Viele Menschen glauben, dass sie getrennt von allem anderen seien. Diese Vorstellung, welche sich auch in der newtonschen Physik widerspiegelt, ist die eigentliche Ursache für die um sich greifende Zerstörung, welche Michael Ende in seinem Buch Die unendliche Geschichte als grauenvolle Krankheit beschreibt. Solche Menschen fühlen sich abgeschnitten und sind ein Schatten ihrer eigentlichen Möglichkeiten. Ihre Entscheidungen und Handlungen entbehren der Ganzheitlichkeit und führen zu Zerstörung.

Perlen

Zur Zeit Buddhas galt Indra in den vedischen Religionen als der Herrscher aller Götter. Tu-shun (557-640), ein buddhistischer Priester, sah "Indras Netz" – äquivalent mit dem Universum – als unendliches Netz. Wo immer die Fäden sich kreuzen, befindet sich jeweils eine helle, leuchtende Perle, in der sich all die anderen Perlen spiegeln und die wiederum von ihnen gespiegelt wird. Jede Perle ist ein individuelles Bewusstsein, sei es von einem Menschen, einem Tier, einer Pflanze, einer Zelle oder einem Atom. So verursacht eine Veränderung in einer Perle, wie klein sie auch sein mag, eine Veränderung in all den anderen Perlen. Dabei ist jede einzeln wie auch auf das Ganze reagierend.
Dies ist die frühe Beschreibung einer interdependenten Wirklichkeit, welche übereinstimmt mit der Sichtweise der modernen Physik.

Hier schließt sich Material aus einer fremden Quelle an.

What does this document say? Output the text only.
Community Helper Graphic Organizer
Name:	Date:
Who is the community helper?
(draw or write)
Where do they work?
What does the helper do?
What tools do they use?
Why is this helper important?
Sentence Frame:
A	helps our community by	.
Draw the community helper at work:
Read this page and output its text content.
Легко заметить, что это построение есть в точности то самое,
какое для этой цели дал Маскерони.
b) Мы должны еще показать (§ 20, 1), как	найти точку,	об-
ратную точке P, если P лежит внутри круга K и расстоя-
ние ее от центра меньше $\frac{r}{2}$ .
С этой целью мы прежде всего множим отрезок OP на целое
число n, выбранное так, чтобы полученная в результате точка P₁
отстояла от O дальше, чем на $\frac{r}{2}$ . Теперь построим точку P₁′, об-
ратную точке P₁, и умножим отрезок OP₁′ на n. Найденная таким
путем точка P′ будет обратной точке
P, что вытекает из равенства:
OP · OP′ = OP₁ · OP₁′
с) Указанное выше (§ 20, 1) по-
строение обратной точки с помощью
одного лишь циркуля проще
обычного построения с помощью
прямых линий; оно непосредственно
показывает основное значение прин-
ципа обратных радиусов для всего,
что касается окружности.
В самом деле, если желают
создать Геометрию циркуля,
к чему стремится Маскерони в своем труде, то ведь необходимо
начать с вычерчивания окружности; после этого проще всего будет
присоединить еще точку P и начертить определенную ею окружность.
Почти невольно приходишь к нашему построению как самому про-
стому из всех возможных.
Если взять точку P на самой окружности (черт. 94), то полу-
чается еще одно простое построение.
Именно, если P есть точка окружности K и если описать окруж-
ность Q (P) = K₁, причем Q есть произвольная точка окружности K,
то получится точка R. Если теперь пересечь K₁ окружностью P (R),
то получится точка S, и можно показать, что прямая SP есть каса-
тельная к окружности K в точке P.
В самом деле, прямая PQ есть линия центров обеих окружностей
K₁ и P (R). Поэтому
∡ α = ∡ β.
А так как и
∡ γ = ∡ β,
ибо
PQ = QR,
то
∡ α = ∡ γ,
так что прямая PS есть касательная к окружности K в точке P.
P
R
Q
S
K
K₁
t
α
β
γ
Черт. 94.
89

Zutiefst verstehen, dass alles mit allem in Verbindung steht, widerspricht unserer optischen Wahrnehmung und der materialistischen Prägung durch die vergangenen Jahrhunderte.
Das daraus entstehende Leiden, welches wir grundlegend als Gefühl des Getrenntseins erleben, würde jedoch sofort enden, wenn wir uns als eine dieser unersetzlichen und mit allem verbundenen Perlen erfahren und entsprechend verhalten würden. Wie könnten wir dann jemanden benachteiligen, zu Schaden kommen lassen oder als gefährlichen Feind behandeln? Ganz im Gegenteil würde diese integrale Sicht eine tiefe Liebe zu allem unser Sein und unsere Handlungen durchfluten.